Born in Philadelphia in 1957, Berlant obtained their BA in English from Oberlin University in 1979, their MA from Cornell University in 1983, and their PhD from the same institution two years later, after they had already begun teaching at the University of Chicago. “I was poor and you had to start paying back loans if you took time off,” Berlant said of their straight path through college, which they described as “suboptimal,” adding, “But I had had another life during high school living on communes, so I wasn’t leaving home for the first time when I went to college.”
Berlant’s PhD thesis, “Executing the Love Plot: Hawthorne and the Romance of Power,” would go on to be the basis of their first book, 1991’s The Anatomy of National Fantasy: Hawthorne, Utopia and Everyday Life, itself the initial entry in Berlant’s critically acclaimed “national sentimentality” trilogy, which investigates the unconscious, emotional decisions and attachments we make that form our national identity. In the wake of the following two volumes completing the trilogy—The Queen of America Goes to Washington City: Essays on Sex and Citizenship (1997) and The Female Complaint: The Unfinished Business of Sentimentality in American Culture_—_Berlant turned their attention to neoliberalism and the American Dream, the pursuit of which they cast as “Sisyphean” and ultimately destructive. “A relation of cruel optimism,” Berlant wrote, “is a double-bind in which your attachment to an object sustains you in life at the same time as that object is actually a threat to your flourishing.” In painting the promise of neoliberalism—better job, better house, better car—as eternally unachievable but constantly held out and thus unendingly sought, they forecast the politics of grievance that led to the election of Donald Trump.
A coeditor of and regular contributor to Critical Inquiry, Berlant authored Sex and Love (2012); Sex, or the Unbearable (2014), with Lee Edelman; and, with Australian writer Kathleen Stewart, 2019’s The Hundreds, a hundred brief essays on ordinary encounters seen in the light of affect theory. Berlant was an outstanding editor, lending their touch to compendiums titled Intimacy (2001) and Compassion (2004) as well as to Our Monica, Ourselves: The Clinton Affair and the National Interest (2001), which they coedited with Lisa Duggan.

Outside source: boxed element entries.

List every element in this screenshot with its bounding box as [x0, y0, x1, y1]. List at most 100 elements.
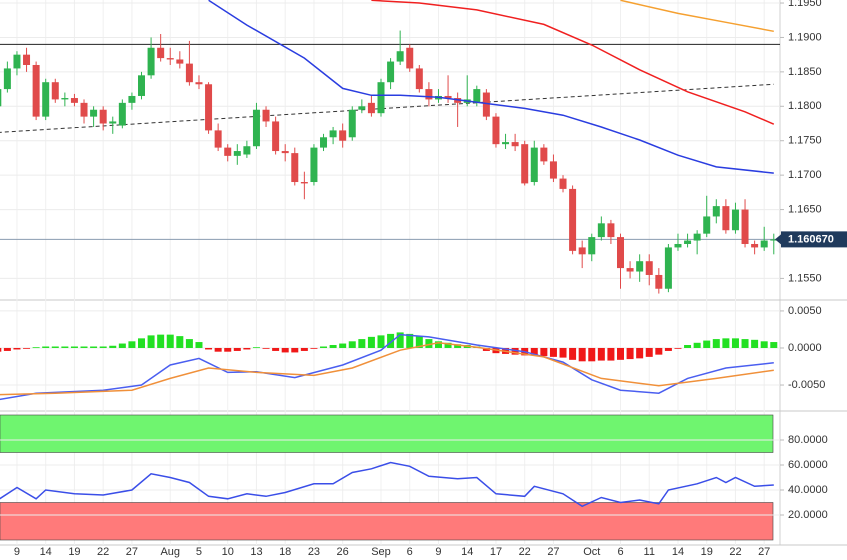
x-tick-label: 27	[758, 546, 770, 558]
x-tick-label: 9	[14, 546, 20, 558]
macd-bar	[320, 346, 328, 348]
macd-bar	[425, 339, 433, 348]
macd-bar	[722, 338, 730, 348]
candle-body	[13, 54, 21, 69]
macd-bar	[540, 347, 548, 357]
macd-bar	[578, 347, 586, 362]
y-tick-label: 1.1850	[788, 66, 822, 78]
candle-body	[607, 223, 615, 238]
x-tick-label: 14	[40, 546, 52, 558]
candle-body	[588, 237, 596, 255]
macd-bar	[636, 347, 644, 359]
candle-body	[684, 240, 692, 244]
candle-body	[770, 239, 778, 241]
candle-body	[70, 98, 78, 103]
candle-body	[367, 102, 375, 114]
macd-bar	[396, 332, 404, 348]
candle-body	[262, 109, 270, 122]
macd-bar	[454, 344, 462, 348]
macd-bar	[32, 347, 40, 349]
macd-line	[0, 342, 774, 396]
candle-body	[731, 209, 739, 231]
x-tick-label: 22	[519, 546, 531, 558]
macd-bar	[367, 336, 375, 348]
candle-body	[348, 109, 356, 138]
candle-body	[233, 151, 241, 156]
candle-body	[23, 54, 31, 65]
macd-bar	[741, 339, 749, 348]
macd-bar	[80, 346, 88, 348]
y-tick-label: 60.0000	[788, 459, 828, 471]
macd-bar	[90, 346, 98, 348]
x-tick-label: Aug	[160, 546, 180, 558]
oscillator-line	[0, 461, 774, 508]
macd-bar	[205, 347, 213, 350]
macd-bar	[434, 341, 442, 348]
candle-body	[109, 121, 117, 124]
macd-bar	[138, 338, 145, 348]
x-tick-label: 14	[672, 546, 684, 558]
macd-bar	[42, 346, 50, 348]
macd-bar	[712, 339, 720, 348]
candle-body	[128, 95, 136, 103]
candle-body	[664, 247, 672, 289]
y-tick-label: 1.1750	[788, 135, 822, 147]
candle-body	[0, 89, 2, 107]
macd-bar	[128, 341, 136, 348]
macd-bar	[329, 345, 337, 348]
macd-bar	[176, 336, 184, 348]
candle-body	[147, 47, 155, 76]
macd-bar	[109, 345, 117, 348]
candle-body	[655, 274, 663, 289]
candle-body	[272, 121, 280, 152]
candle-body	[214, 130, 222, 148]
y-tick-label: 1.1650	[788, 203, 822, 215]
macd-bar	[684, 345, 692, 348]
candle-body	[176, 59, 184, 64]
macd-bar	[626, 347, 634, 360]
last-price-box	[781, 231, 847, 248]
x-tick-label: 5	[196, 546, 202, 558]
y-tick-label: 20.0000	[788, 509, 828, 521]
candle-body	[693, 233, 701, 241]
macd-bar	[339, 343, 347, 348]
x-tick-label: 9	[435, 546, 441, 558]
macd-bar	[664, 347, 672, 351]
macd-bar	[310, 347, 318, 349]
x-tick-label: 6	[407, 546, 413, 558]
macd-bar	[597, 347, 605, 361]
y-tick-label: 80.0000	[788, 434, 828, 446]
macd-bar	[645, 347, 653, 357]
candle-body	[636, 261, 644, 272]
macd-bar	[482, 347, 490, 351]
candle-body	[195, 82, 203, 85]
x-tick-label: 13	[250, 546, 262, 558]
macd-bar	[262, 347, 270, 349]
candle-body	[224, 147, 232, 156]
trendline	[0, 83, 774, 133]
macd-bar	[655, 347, 663, 355]
candle-body	[396, 51, 404, 62]
macd-bar	[377, 335, 385, 348]
macd-bar	[118, 343, 126, 348]
candle-body	[406, 47, 414, 69]
x-tick-label: 18	[279, 546, 291, 558]
moving-average	[620, 0, 774, 33]
macd-bar	[530, 347, 538, 356]
x-tick-label: Oct	[583, 546, 600, 558]
macd-bar	[511, 347, 519, 355]
candle-body	[444, 95, 452, 99]
candle-body	[99, 109, 107, 124]
candle-body	[300, 182, 308, 184]
macd-bar	[281, 347, 289, 353]
candle-body	[387, 61, 395, 83]
macd-bar	[23, 347, 31, 349]
x-tick-label: 10	[222, 546, 234, 558]
candle-body	[377, 82, 385, 114]
x-tick-label: 27	[126, 546, 138, 558]
candle-body	[549, 161, 557, 179]
candle-body	[722, 206, 730, 231]
macd-line	[0, 333, 774, 401]
x-tick-label: 19	[68, 546, 80, 558]
candle-body	[482, 92, 490, 117]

A prolific contributor to an array of publications, including Artforum, Atlantis, Contemporary Literary Criticism, Cultural Anthropology, the Minnesota Review, and Public Culture, they received numerous awards over their career, including in recent years a Guggenheim Fellowship and the René Wellek Prize of the American Comparative Literature Association. In 2018, they were elected to the American Academy of Arts and Sciences.
Berlant was passionately committed to open discourse, often writing “What would it mean to have that thought?” on their arm during teaching sessions. “We have to be stupid and exposed in front of each other,” they told the Los Angeles Review of Books’ Brad Evans in 2018. “[We need] to unlearn the habits of maintaining a system just to get through the day, the week, the month, the life.”